# Arecent litter of kittens my cat had



## Vixie (Nov 17, 2007)

Sad to see them go but at least my mother had one of the so I get to see her alot


----------



## Debbie (Nov 10, 2007)

Awwww they are cuties - hope they settle well into their new homes.


----------



## Guest (Nov 18, 2007)

AwAwAw.....


----------



## Guest (Nov 18, 2007)

oh how cute, what breed is their mum? coz one looks like a moggie and the other one in the pot looks like a pedigree hehe.


----------



## Vixie (Nov 17, 2007)

mother is persian cross ragdoll father moggie I think she is following the ragdoll gene. My mother has her she is 5 months old now and is a little stunner


----------



## Guest (Nov 18, 2007)

very cute kittens


----------



## may (Nov 2, 2007)

They are Beautiful!!!


----------



## Guest (Nov 30, 2007)

vixenelite said:


> mother is persian cross ragdoll father moggie I think she is following the ragdoll gene.

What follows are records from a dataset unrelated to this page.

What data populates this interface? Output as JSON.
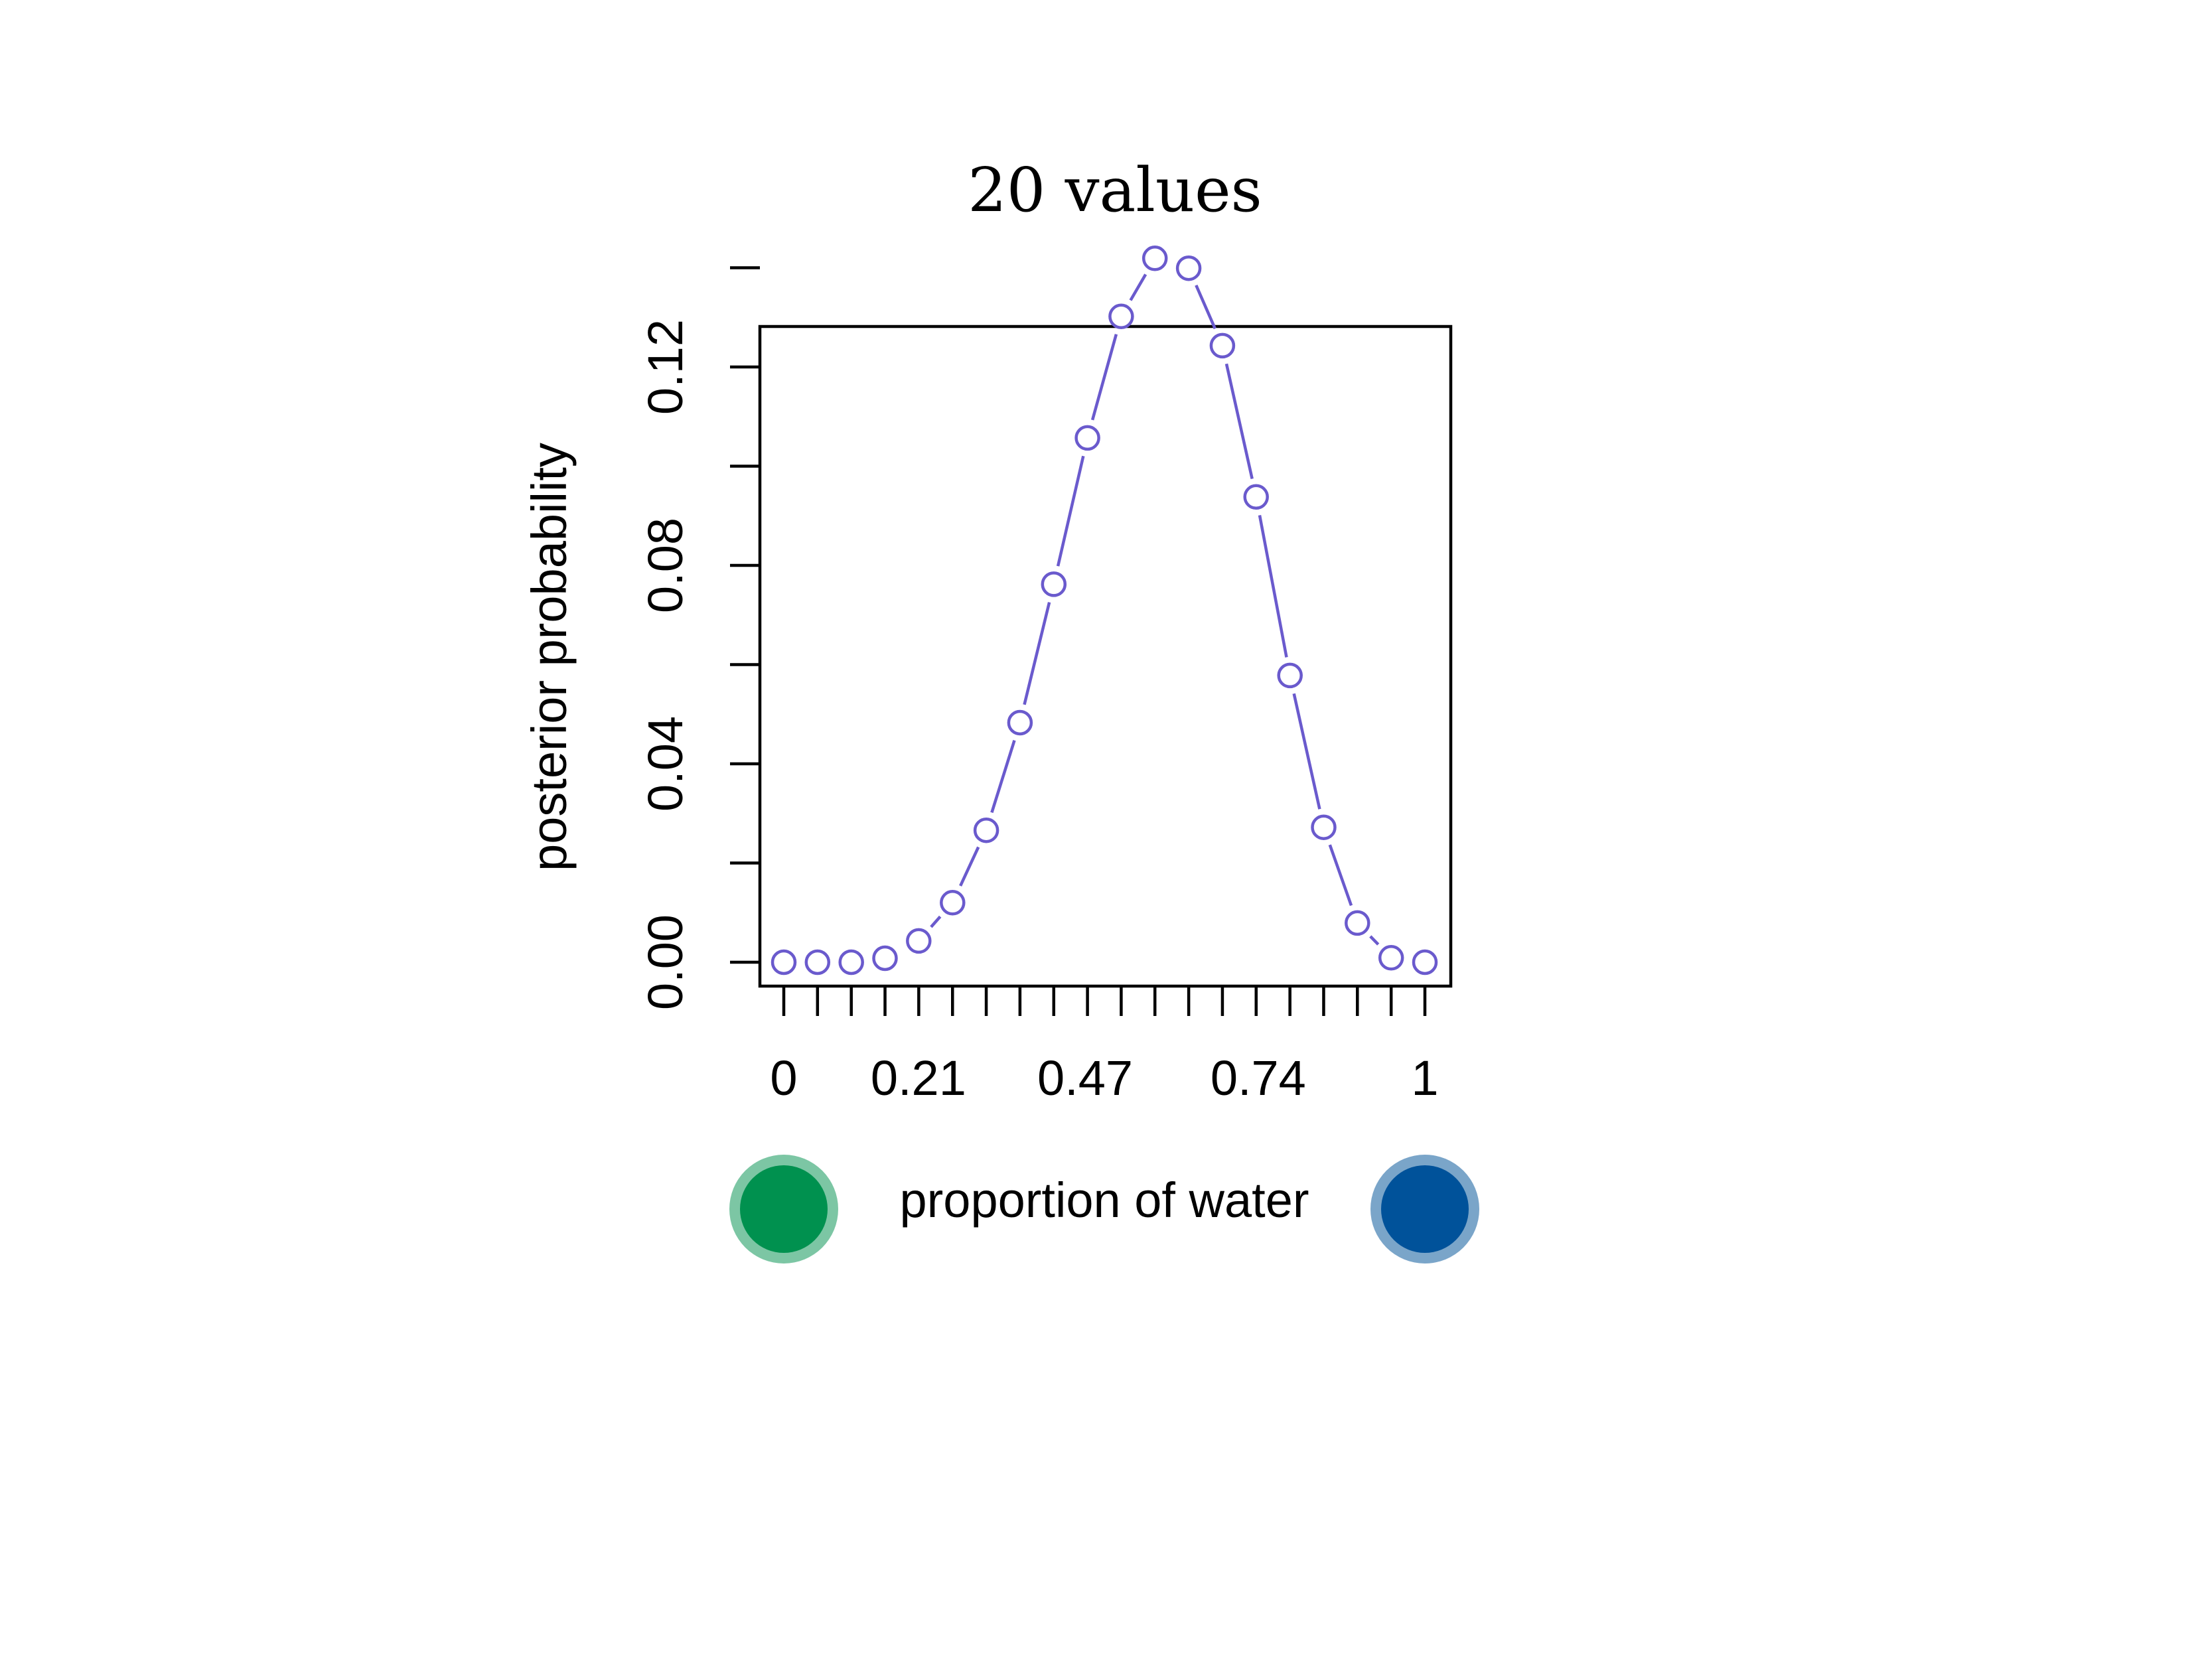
{
  "colors": {
    "series": "#6a5acd",
    "frame": "#000000",
    "left_marker_fill": "#00914f",
    "left_marker_ring": "#7cc6a4",
    "right_marker_fill": "#00529a",
    "right_marker_ring": "#7aa5c9"
  },
  "icons": {
    "left_marker": "green-circle-icon",
    "right_marker": "blue-circle-icon"
  },
  "chart_data": {
    "type": "line",
    "title": "20 values",
    "xlabel": "proportion of water",
    "ylabel": "posterior probability",
    "xlim": [
      0,
      1
    ],
    "ylim": [
      0,
      0.14
    ],
    "x_tick_labels": [
      "0",
      "0.21",
      "0.47",
      "0.74",
      "1"
    ],
    "y_tick_labels": [
      "0.00",
      "0.04",
      "0.08",
      "0.12"
    ],
    "grid": false,
    "markers": "open-circle",
    "series": [
      {
        "x": [
          0.0,
          0.0526,
          0.1053,
          0.1579,
          0.2105,
          0.2632,
          0.3158,
          0.3684,
          0.4211,
          0.4737,
          0.5263,
          0.5789,
          0.6316,
          0.6842,
          0.7368,
          0.7895,
          0.8421,
          0.8947,
          0.9474,
          1.0
        ],
        "values": [
          0.0,
          0.0,
          0.0,
          0.0008,
          0.0043,
          0.012,
          0.0266,
          0.0483,
          0.0762,
          0.1057,
          0.1302,
          0.1419,
          0.1399,
          0.1243,
          0.0938,
          0.0578,
          0.0272,
          0.0079,
          0.0009,
          0.0
        ]
      }
    ]
  }
}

My mother has her she is 5 months old now and is a little stunner


i can believe that, they are all beautys but that one ur mother has is drop dead georgous


----------



## kittykat (Nov 2, 2007)

Aww its so cute when they snuggle up with each other to sleep!


----------



## colliemerles (Nov 2, 2007)

love the one in the dish,,ahhhhhhhh


----------



## Vixie (Nov 17, 2007)

Ill have to get some upto date ones and post them, her colouring has changed so much, she is lovely.


----------



## clare1985 (Nov 29, 2007)

awwww they are so cute! Great pics


----------



## nici (Nov 10, 2007)

awww little cuties


----------